Rose Gilbert conducting an interview with a man in the village of Chalke in Iraqi-Kurdistan

Rose Gilbert conducting an interview in the village of Chalke in Iraqi-Kurdistan

Nashville is home to the largest Kurdish community in the U.S. — but the history of how that came to be is filled with tragedy and genocide.

The new WPLN podcast The Country in Our Hearts outlines the history of conflict in the region of Iraqi Kurdistan, as well as Kurdish people’s fight for land and the right to exist — much of it through the eyes of one Nashville family. WPLN reporter Rose Gilbert traveled to Kurdistan to create the four-episode series, and spoke with the Scene about her experience reporting on the community and what its members can tell us about issues in immigration at the federal level. This interview has been edited for length and clarity. 

You traveled to Kurdistan as part of your reporting for the podcast. Can you talk about that experience and how it helped you build out this story in full?

As a reporter, I think you always gain more from going to the place you’re reporting on, whether it’s an ethics meeting in Franklin or Iraqi Kurdistan. When you talk to people face to face, I think you build more trust. You get all the intangibles of body language and what the place looks like, what the place smells like, what the food tastes like there — all of those things. 

In this specific instance, I think traveling is very important because the struggle for land and autonomy within an ancestral homeland is so much at the heart of Kurdish history. A lot of the people I’ve spoken to have expressed a really strong emotional connection to the land that their family’s from — talking about how much they enjoy eating the food grown in their parents’ or grandparents’ village, talking about how much they enjoy drinking the water from the stream that feeds their village. And there’s a lot of people who live most of their lives here in Nashville, but ask that their bodies be sent back to be buried in Kurdistan. I thought that was really important.

How do you think the medium of audio helped convey this story in ways that maybe you wouldn’t have been able to with a print story?

The first thing that comes to mind is language. There were a lot of longer tracks of untranslated Kurdish in there, and that was an intentional choice, because Kurdish as a language has been, at different times, stigmatized, banned or even criminalized, because it is such an important marker of culture and identity. So including whole stretches of Kurdish was important to me and to the people I was talking to. There have been times where I’ve interviewed somebody who was more comfortable [or] more fluent in Turkish than they were in Kurdish, but they were like, “I don’t want anybody to hear me speaking Turkish. I want them to hear me speaking Kurdish or English, because those are my languages.” So there’s a real sense of identity tied up in language. 

Being able to convey emotion in a more subtle way is something I’ve always really loved about audio.
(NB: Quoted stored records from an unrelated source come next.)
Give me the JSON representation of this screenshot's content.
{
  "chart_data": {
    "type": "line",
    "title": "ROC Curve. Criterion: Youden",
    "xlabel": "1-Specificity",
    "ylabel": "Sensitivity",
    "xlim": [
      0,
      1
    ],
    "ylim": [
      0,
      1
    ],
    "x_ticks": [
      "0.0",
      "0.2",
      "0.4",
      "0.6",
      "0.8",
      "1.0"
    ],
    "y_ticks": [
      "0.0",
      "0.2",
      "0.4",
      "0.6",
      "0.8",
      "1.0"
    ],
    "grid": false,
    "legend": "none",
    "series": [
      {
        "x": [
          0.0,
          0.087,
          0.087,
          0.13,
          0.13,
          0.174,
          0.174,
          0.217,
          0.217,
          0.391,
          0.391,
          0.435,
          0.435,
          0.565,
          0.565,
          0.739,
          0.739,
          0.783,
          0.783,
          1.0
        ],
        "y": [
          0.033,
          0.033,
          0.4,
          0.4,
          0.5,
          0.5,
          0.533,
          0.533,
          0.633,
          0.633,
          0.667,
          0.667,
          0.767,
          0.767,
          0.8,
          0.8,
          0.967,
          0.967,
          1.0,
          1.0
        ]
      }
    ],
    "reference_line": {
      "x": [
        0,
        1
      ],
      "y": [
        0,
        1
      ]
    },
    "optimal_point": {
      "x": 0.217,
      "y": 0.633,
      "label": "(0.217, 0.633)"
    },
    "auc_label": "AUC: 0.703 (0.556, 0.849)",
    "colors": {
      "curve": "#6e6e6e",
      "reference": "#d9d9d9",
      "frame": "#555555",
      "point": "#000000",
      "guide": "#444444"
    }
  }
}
There was a gentleman I knew who was talking with his daughter about the story of how they fled, and there were just moments that you could hear how revelatory or heavy this was for her at the moment — not because she said something super long-winded or eloquent about it, but because of the quality of her voice.  
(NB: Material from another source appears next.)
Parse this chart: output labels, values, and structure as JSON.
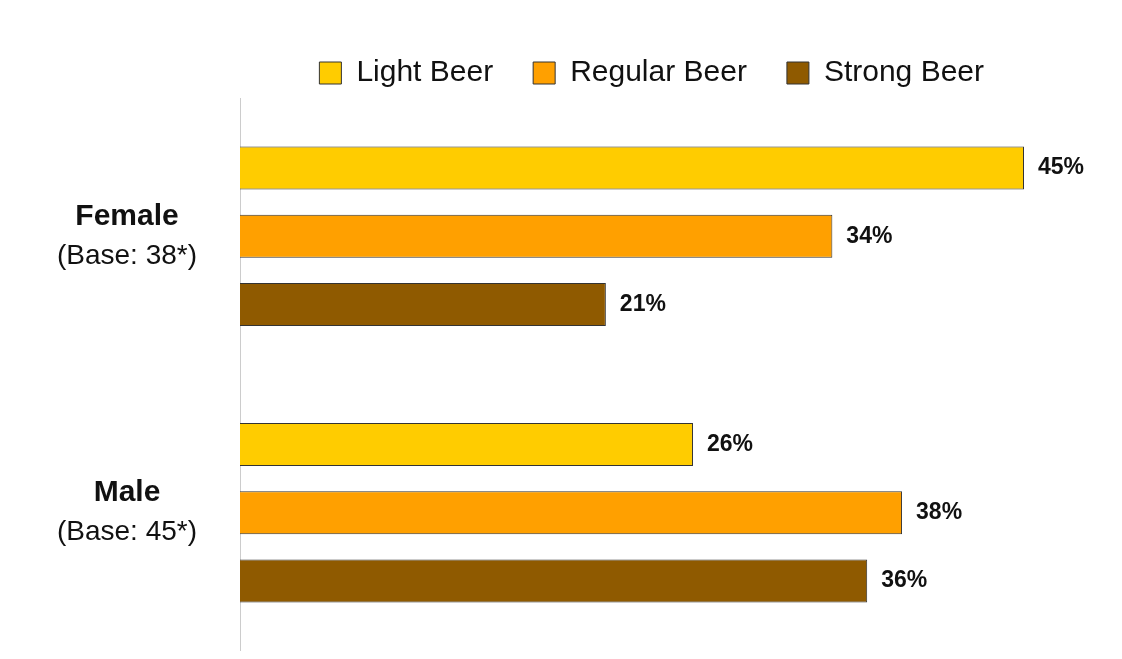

You utilized old news footage and other archived materials to create the podcast. What was the process of finding those materials and sorting through it all?

Some of it was, like, you’d be reading primary sources or talking to people, and then doing research on those things. And then you’d find a specific figure who would come up and you’re like, “OK, I gotta learn more about this person.” And then you would fall down these rabbit holes.

[The Associated Press] archive has incredible historical archives. ... Sometimes I’d be searching for videos in Kurdish or Farsi, and that would get better results, because the results that are in English are going to be results that are geared toward an English-speaking audience, which might not be as specific or go as far back as you want.

How do you think this podcast can help create a better understanding of all of our neighbors in Nashville and their different cultures?

One of the goals of this project was the idea of helping our neighbors get to know each other a little bit better. And part of that is having non-Kurdish folks who aren’t as familiar with the story get to know the story better, but also even within the Kurdish community.

But also, there are parts of the story that are not specific to the Kurdish community. Right now, immigration and immigration policy is such a rapidly shifting subject. Having talked to a lot of immigration lawyers, a lot of people just feel like the rules are changing every day. A lot of the story is about looking back at a group of people who, although they went through incredible hardship, were ultimately, at least at first, welcomed in America and found kind of a safety and community here. Not to say it was easy, but America wasn’t the thing making it harder for them here. And then coming to the present day and meeting with a new group of people who are coming to a very different country under very different circumstances. So I think that that part applies to a lot of different immigrant communities in Nashville and America more broadly.